Assuming that the sum of three not necessarily distinct black numbers is black and similar for white: Well, if $a$ is black, $a+a+a=3a$ is black. Also $3a+a+a=5a$ is black, $5a+a+a=7a$ is black, and so on. If $a$ is black, $ax$ where $x$ is odd is black, and similar for white. Consequentially, if a number is black, the highest power of $2$ dividing it must be black, as if it were white, the number would be white. Then it only matters what color the powers of $2$ are. Now, if $2^a$ and $2^{a+1}$ are the same color (WLOG black), then $2^a+2^a+2^{a+1}$ is black, and all the bigger powers of $2$ are black by induction. In order to not have something like that for values less than $2^a$, $2^{a-1}$ must be white, $2^{a-2}$ black, etc. Then $2^{a-3}+3*2^{a-3}+2^{a-1}$ will be white, but it's black, contradiction, so $a=2$, $a=1$, or $a=0$. If $a=0$, we have the all-black coloring. Similarly, we derive the all-white coloring and get two possibilities. If $a=2$, the only things that are white are those divisible by $2$, but not by $4$. This satisfies the conditions. The other case with the whites and blacks switched gives 2 possibilities. If $a=1$, the only things that are white are those that are odd. This satisfies the conditions. Once again, 2 possibilities using symmetry. In all, we have 6 possible colorings.

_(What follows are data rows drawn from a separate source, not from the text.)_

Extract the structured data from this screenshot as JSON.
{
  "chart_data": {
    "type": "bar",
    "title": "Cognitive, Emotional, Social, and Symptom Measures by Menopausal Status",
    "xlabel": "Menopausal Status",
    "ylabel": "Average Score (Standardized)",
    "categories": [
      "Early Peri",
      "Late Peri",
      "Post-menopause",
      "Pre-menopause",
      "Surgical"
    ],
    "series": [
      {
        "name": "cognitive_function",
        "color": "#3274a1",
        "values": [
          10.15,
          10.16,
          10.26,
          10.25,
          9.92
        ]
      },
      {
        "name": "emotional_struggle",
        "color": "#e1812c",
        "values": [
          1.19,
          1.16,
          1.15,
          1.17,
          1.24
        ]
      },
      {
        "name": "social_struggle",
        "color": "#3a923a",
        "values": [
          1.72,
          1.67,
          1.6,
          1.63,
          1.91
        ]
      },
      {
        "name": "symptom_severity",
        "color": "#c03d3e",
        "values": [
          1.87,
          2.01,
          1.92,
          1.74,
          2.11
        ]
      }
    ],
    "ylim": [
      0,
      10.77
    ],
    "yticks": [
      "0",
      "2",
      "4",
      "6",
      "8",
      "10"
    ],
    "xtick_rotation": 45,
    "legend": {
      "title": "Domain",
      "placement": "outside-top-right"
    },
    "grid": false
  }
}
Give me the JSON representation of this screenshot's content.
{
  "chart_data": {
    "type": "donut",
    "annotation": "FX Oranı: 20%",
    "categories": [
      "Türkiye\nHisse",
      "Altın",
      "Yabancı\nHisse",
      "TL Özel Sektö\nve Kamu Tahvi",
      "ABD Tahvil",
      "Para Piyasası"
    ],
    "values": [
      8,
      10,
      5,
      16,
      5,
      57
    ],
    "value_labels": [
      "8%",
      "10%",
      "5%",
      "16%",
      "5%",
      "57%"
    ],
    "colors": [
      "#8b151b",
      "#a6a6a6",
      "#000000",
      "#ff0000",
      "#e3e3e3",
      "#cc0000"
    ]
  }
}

yugrey wrote: If $a=0$, we have the all-black coloring. Similarly, we derive the all-white coloring and get two possibilities. But there doesn't exist a bijection from black numbers to white numbers. yugrey wrote: If $a=2$, the only things that are white are those divisible by $2$, but not by $4$. This satisfies the conditions. The other case with the whites and blacks switched gives 2 possibilities. But then $1+1+4$ should be black, but $6$ is white according to your coloring. My solution: WLOG $1$ is black. Hence inducting, we get $1+1+k = k+2$ black for all odd $k$. Hence all odd numbers are black. Suppose there exists a black even number; by well-ordering principle there exists a minimum black even number $m$. Hence inducting again, we get $1+1+k = k+2$ black for all even $k \ge m$. Since we assumed $m$ is the minimum black even number, then all even numbers below $m$ must be white. Hence there are $\dfrac{m-2}{2}$, a finite quantity of white numbers. But there are infinitely many odd numbers, and hence infinitely many black numbers. Hence a bijection cannot exist from black numbers to white numbers. Hence the assumption that there exists a black even number is false, and hence all even numbers are white. If we let $1$ to be white instead, we get the exact opposite coloring: white odd numbers and black even numbers. Hence in total there are $\boxed{2}$ possible colorings.